None of the more than 700 illegal immigrants was charged as a terrorist, and the Justice Department’s inspector general concluded last year that the government had trampled on a law stipulating such detentions be limited to 90 days.
The high court turned down a request to review the secrecy surrounding the detainees, nearly all Arabs or Muslims, who were picked up in the United States after the attacks on the World Trade Center and the Pentagon. Most were eventually deported for immigration violations. The government refused to disclose whom it held and why.
The court’s action, taken without comment, was a victory for the Bush administration. Civil liberties and media organizations had sought access to the names and other basic information about the detainees.
A federal appeals court had sided with the administration and its argument that knowing the names or details of the arrests would give terrorists a window on the post-Sept. 11 terror investigation.

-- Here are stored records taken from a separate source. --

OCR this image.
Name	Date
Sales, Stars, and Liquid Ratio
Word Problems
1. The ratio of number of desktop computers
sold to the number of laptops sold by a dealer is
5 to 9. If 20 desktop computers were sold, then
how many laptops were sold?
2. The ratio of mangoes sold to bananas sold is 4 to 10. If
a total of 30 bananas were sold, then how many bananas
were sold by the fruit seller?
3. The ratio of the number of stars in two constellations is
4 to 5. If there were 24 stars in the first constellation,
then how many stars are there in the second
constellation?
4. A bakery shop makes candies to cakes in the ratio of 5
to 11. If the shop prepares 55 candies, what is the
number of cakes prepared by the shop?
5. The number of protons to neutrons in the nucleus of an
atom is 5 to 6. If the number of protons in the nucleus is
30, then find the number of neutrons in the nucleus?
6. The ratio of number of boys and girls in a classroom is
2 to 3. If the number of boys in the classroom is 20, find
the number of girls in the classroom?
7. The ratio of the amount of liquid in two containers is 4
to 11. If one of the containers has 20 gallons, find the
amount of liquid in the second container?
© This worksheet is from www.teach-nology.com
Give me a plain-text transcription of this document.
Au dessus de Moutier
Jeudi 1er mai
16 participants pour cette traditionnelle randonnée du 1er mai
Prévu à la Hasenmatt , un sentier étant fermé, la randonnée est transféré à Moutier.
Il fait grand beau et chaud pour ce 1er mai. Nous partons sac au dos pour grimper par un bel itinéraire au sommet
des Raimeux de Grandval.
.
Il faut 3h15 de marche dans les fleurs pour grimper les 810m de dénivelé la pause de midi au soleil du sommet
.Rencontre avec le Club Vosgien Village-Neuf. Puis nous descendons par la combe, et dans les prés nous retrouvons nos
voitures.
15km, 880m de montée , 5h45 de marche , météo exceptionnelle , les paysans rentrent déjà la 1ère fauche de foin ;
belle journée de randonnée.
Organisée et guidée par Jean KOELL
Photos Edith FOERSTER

By refusing to hear the case, the Supreme Court allowed that ruling by the U.S. Court of Appeals for the District of Columbia to stand.
“Until some other court says otherwise, the government can continue the policy of secret arrests that seems fundamentally inconsistent with basic American values, and that we know in this case led to a series of abuses,” said Steven Shapiro, national legal director of the American Civil Liberties Union, which had urged the court to hear the case.
The audit by the Justice Department’s inspector general found significant problems with the detentions, including allegations of physical abuse by jail guards at a facility in Brooklyn, N.Y.
In other action Monday, the court:
- Scheduled arguments for March 24 in a case that asks whether it’s unconstitutional for children in public schools to pledge their allegiance to one nation under God.
- Called for the Bush administration’s views on a case that asks if disabled moviegoers must be given better seats than the front-row accommodations they’re provided in many new stadium-seating theaters.
- Rejected an appeal from St. Louis University, which argued that a maker of polio vaccine should help compensate the family of a baby who was paralyzed after receiving vaccine.
- Heard arguments in cases from Missouri that ask whether states can block local governments from offering local phone and Internet service.
- Left undisturbed a ruling that upheld a ban on so-called junk faxes.